Yüce Allah’ın velileri (gerçek dostları) ona iman eden, ondan sakınan, dini üzere dosdoğru yürüyen kimselerdir. Onlar yüce Allah’ın: “Haberiniz olsun ki Allah’ın velilerine hiçbir korku yoktur. Onlar kederlenecek de değillerdir. Onlar iman edip, takvalı davrananlardır.” (Yunus, 10/62-63) buyruğu ile nitelendirdiği kimselerdir.
Dolayısıyla Allah’ın velisi (dostu) olduğunu ileri süren herkes veli demek değildir. Aksi takdirde Allah’ın veliliğini herkes iddia edebilirdi. Fakat velilik iddiasında bulunan herkes ameli ile bu iddiası ölçülür. Eğer onun yaptığı ameller iman ve takva esasına dayanıyor ise o kimse bir velidir. Aksi takdirde veli değildir. Böyle bir kimsenin velilik iddiasında bulunması kendisini temize çıkarması demektir. Bu da yüce Allah’a karşı takvalı olmaya (O’ndan korkup, sakınmaya) aykırıdır, çünkü yüce Allah şöyle buyurmaktadır:
“Artık kendinizi temize çıkarmayın. O kimin takvalı davrandığını en iyi bilendir.” (en-Necm, 53/32)
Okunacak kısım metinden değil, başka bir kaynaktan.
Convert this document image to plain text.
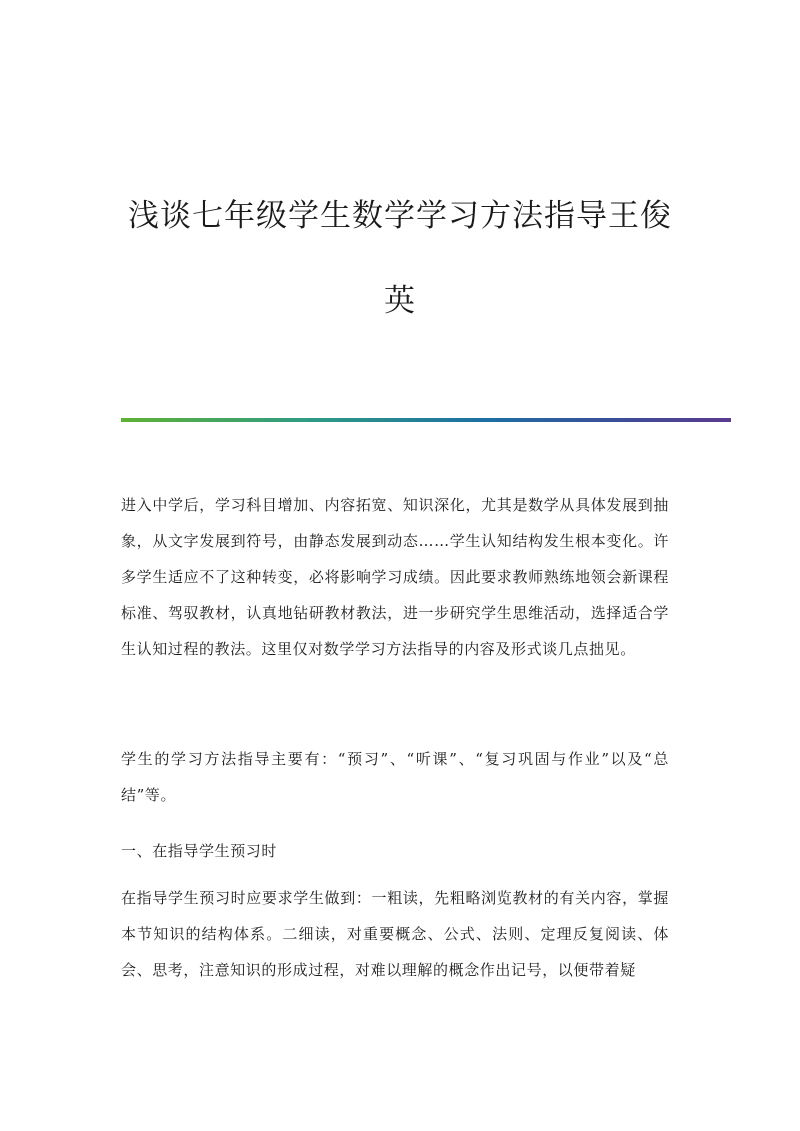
浅谈七年级学生数学学习方法指导王俊
英

进入中学后，学习科目增加、内容拓宽、知识深化，尤其是数学从具体发展到抽象，从文字发展到符号，由静态发展到动态……学生认知结构发生根本变化。许多学生适应不了这种转变，必将影响学习成绩。因此要求教师熟练地领会新课程标准、驾驭教材，认真地钻研教材教法，进一步研究学生思维活动，选择适合学生认知过程的教法。这里仅对数学学习方法指导的内容及形式谈几点拙见。

学生的学习方法指导主要有：“预习”、“听课”、“复习巩固与作业”以及“总结”等。

一、在指导学生预习时

在指导学生预习时应要求学生做到：一粗读，先粗略浏览教材的有关内容，掌握本节知识的结构体系。二细读，对重要概念、公式、法则、定理反复阅读、体会、思考，注意知识的形成过程，对难以理解的概念作出记号，以便带着疑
Bir kimse kendisinin Allah’ın velilerinden olduğu iddiasında bulunacak olursa, kendisini temize çıkarmaya çalışmış demek olur. O vakitte bu kişi Allah’a isyana ve Allah’ın kendisine yasakladığı şeyin içine düşmüş olur, bu da takvaya aykırıdır. Allah’ın gerçek dostları, velileri böyle bir tanıklıkta bulunarak kendilerini temize çıkarmaya çalışmazlar. Onlar Allah’a iman ederler, O’ndan korkarlar, sakınırlar. O’na en mükemmel şekliyle itaatin gereklerini yerine getirirler. İnsanları Allah’ın yolundan saptırsınlar diye böyle bir iddia ile kandırmazlar, aldatmazlar. Kimi zamanlar kendilerinin seyyid, kimi zaman evliya olduğunu iddia eden bu gibi kimselerin insan gerçek hallerini dikkatle inceleyecek olursa, velilikten, seyyidlikten en uzak bir yerde olduklarını göreceklerdir. O bakımdan müslüman kardeşlerime öğüdüm şu ki: Velilik iddiasında bulunan kimselerin hallerini yüce Allah’ın dostlarının niteliklerine dair naslarda varid olmuş buyruklar ile kıyaslamadıkça o kimselere aldanmasınlar.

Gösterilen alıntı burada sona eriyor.